I took a step into the room toward the lamp on the end table when movement caught my eye. I froze. Someone was standing in a darkened corner, partially obscured by the billowing curtain. “Who’s there?” My voice was nothing more than a whisper. “Hello, Tim.” It was Andrew. He stepped out from the corner, briefly silhouetted before the panel of light coming through the open balcony doors.

“Jesus—Andrew?” I couldn’t fathom it. “How did you …? What are you …?”

“Been a while, Overleigh. Been about a year since we last … tangoed.” “You’re supposed to be dead.”

“So are you,” he said and took a step forward. Moonlight washed across a distorted, lumpy face, tracked by numerous scars and dents. He shuffled forward with a limp.

“You went over the edge,” I breathed. “I saw you.” “Yes.” His voice was gravelly, injured. “It was quite a drop. I’ll probably never know exactly how long I was unconscious, but when I woke up, the pain … oh, the pain was exquisite. I wished death upon me countless times, but it never came. And soon I realized I had to take things into my own hands.” His hideous, broken face grinned.

His teeth were chiseled pickets filed to points. “Just like always, I had to take things into my own hands.”

I backed up against the door. I could taste bile at the rear of my throat.

“They did the best they could, but what can you expect from a bunch of Tibetan monks?” He laughed. It sounded like a box of glass shaken, shaken, shaken.

“Petras,” I uttered. “You killed John Petras.”

“Shhh.” He brought one crooked finger up to his disfigured lips. Another step closer and I could see one of his eyes was partially swollen, his forehead a mountainous terrain of peaks and valleys.

“Why Petras?” I wanted to know. “I’ve already figured much of it out but not Petras. He was a good man. What’d he ever do to you?”

Andrew’s lower lip dropped—a grotesque expression of awe, which slowly curled into his hideous trademark grin. “You mean you two imbeciles never figured it out?”

“Figured what out?”

“You never recognized each other?” He snickered, a ticking time-bomb sound.

“What are you talking about?”

“John Petras is the reason you were on that mountain. If it wasn’t for Petras, you would have died in the desert after crawling out of that cave, and none of this would have ever happened to you. Driver finds unidentified injured man unconscious by the side of the road. Something like that, anyway. Forgive me, but I don’t remember the newspaper article verbatim.”

“Petras … Petras was the one who … who found me …?”

“I guess I can understand how you two never put it together.
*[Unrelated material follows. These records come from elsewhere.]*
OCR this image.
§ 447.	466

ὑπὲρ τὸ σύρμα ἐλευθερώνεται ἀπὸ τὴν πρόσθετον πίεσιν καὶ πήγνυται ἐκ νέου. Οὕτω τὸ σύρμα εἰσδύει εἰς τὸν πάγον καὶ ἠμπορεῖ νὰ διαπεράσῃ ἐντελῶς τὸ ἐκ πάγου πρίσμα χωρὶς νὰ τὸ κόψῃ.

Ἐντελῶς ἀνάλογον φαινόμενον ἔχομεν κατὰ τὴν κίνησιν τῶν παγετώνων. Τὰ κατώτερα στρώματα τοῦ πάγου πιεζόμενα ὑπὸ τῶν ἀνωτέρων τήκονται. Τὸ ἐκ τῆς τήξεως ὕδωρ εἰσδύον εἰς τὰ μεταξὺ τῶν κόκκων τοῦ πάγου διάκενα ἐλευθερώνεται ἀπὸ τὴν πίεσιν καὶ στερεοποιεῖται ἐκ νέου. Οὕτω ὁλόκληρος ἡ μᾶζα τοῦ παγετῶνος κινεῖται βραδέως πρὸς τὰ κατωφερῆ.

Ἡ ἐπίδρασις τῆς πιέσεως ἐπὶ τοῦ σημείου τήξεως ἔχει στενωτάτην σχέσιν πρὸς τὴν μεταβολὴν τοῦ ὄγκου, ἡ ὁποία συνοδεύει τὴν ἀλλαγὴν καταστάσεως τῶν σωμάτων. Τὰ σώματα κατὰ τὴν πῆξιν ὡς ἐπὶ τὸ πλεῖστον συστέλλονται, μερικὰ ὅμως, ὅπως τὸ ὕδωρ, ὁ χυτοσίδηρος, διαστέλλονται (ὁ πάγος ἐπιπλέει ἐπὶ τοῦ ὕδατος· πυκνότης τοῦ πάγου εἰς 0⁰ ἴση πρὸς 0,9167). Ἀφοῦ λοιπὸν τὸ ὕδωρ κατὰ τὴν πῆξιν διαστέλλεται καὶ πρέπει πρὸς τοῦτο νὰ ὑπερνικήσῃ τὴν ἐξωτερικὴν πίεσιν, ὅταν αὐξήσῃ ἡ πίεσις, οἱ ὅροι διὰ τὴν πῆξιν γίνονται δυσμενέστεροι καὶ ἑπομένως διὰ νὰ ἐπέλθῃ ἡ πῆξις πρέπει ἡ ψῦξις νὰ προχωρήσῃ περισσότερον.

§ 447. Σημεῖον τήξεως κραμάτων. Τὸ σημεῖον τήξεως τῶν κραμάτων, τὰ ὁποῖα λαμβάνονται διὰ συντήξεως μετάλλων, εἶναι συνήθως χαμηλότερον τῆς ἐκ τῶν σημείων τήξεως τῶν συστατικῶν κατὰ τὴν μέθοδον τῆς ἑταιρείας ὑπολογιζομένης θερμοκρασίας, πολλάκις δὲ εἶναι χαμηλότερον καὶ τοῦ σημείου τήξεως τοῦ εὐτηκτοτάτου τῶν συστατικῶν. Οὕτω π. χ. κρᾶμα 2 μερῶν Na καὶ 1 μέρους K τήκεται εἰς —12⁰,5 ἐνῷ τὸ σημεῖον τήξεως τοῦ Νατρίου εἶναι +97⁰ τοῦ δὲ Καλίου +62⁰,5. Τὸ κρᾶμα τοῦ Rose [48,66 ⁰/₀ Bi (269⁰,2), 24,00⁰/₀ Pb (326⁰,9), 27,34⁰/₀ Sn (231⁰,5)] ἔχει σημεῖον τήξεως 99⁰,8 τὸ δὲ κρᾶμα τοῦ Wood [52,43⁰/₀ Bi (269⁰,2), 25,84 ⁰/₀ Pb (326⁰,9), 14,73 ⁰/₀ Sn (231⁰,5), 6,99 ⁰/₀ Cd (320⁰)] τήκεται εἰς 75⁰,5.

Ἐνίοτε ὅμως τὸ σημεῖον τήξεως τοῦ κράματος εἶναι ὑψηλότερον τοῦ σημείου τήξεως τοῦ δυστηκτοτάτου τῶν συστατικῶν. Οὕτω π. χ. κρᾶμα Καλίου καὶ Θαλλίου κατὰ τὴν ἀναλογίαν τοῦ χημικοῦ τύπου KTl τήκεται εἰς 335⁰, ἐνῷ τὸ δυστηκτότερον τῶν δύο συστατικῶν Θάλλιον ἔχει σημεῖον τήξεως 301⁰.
After all, it was quite a while ago. You were going through your longhair stage, too, if I remember correctly.”

I couldn’t respond. My mind was reeling.

“See, it was John Petras’s own fault for stepping in and redirecting

fate. Set all the other wheels into motion.”

“You son of—”

“Save it,” Andrew growled. “So now he’s dead—just one more person you’re responsible for killing. You’re a dangerous man, Timothy Overleigh. You need to be stopped. For good.”

Moonlight gleamed to my right. I glanced over and saw Petras’s pearl-handled hunting knife on the credenza.

Andrew took one final step toward me. I heard the click of a gun’s hammer being pulled back. “I’ve waited a long time for this. Good-bye, motherfucker.”

“Yes,” I said. “Good-bye.”

I grabbed the knife off the credenza and, like a bull in a ring, charged Andrew. I heard a deafening, bone-quaking pop ring out, saw the fiery muzzle flash … Then, an instant later, I collided with Andrew, driving the blade of Petras’s hunting knife straight into his chest.

Andrew cried out and dropped the gun. My momentum propelled us clear across the room. Andrew scrambled to grab hold of the curtains; he pulled one from its rod as we shot out onto the balcony. My hand still wrapped around the hilt of the knife, I drove us across the balcony where we broke through the railing and fell over the edge.

The fall lasted only a second, but the blackness that followed could have been an eternity.